Beef producers should re-evaluate their approach to dairy beef as it provides enormous opportunities to boost production and meet market demands. So says Robert Drysdale, founder of Straightline Beef, who told a recent Crediton Milling Company meeting, in Devon, that the UK beef market has huge potential for growth.
He has used dairy beef to grow his business from 400 to 4,000 head of cattle in just two years and added that current UK beef production stands at 2.5m head a year – 1.9 million head of which is prime beef.
“This equates to 900,000 tonnes of beef,” he explained. “Although 150,000 tonnes are exported, the UK is still a net importer, bringing in around 400,000 tonnes in 2017/18 – taking total domestic demand to 1.1 million tonnes.
“We produce half a million head fewer beef cattle than what we eat, and global demand is rising. So there’s an opportunity there,” said Mr Drysdale.
If the industry is serious about increasing beef production, it needs to meet consumer and retailer demands. “We need to work backwards from the target product,” he explained. “Producers need to pay attention to welfare and antibiotic resistance, as well as sustainability, carbon footprint, meat quality, marbling, fat consistency and health benefits.

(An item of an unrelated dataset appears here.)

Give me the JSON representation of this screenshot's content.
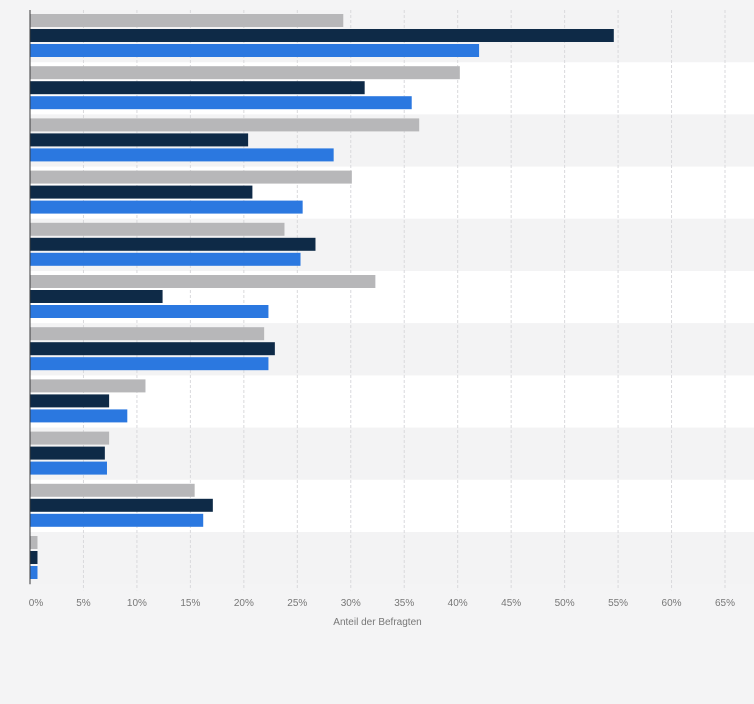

“Beef isn’t sold on taste anywhere in the world,” stressed Mr Drysdale. “But I think it will after Brexit, so fat and marbling will be important.” However, UK producers are poorly paid for a good product, so in future the industry will need to reward consistency in meeting targets such as meat quality and sustainability.
Mr Drysdale, who is also a vet, set up his beef business in 2014 with these market demands in mind. He produces dairy beef across several farms – both tenanted and on contract – and is now slaughtering between 200 and 300 cattle a month.
He uses an integrated cloud system that follows every single animal from birth to slaughter, providing 100% traceability. And he pays for an independent audit every week to ensure farm managers are operating at the highest level.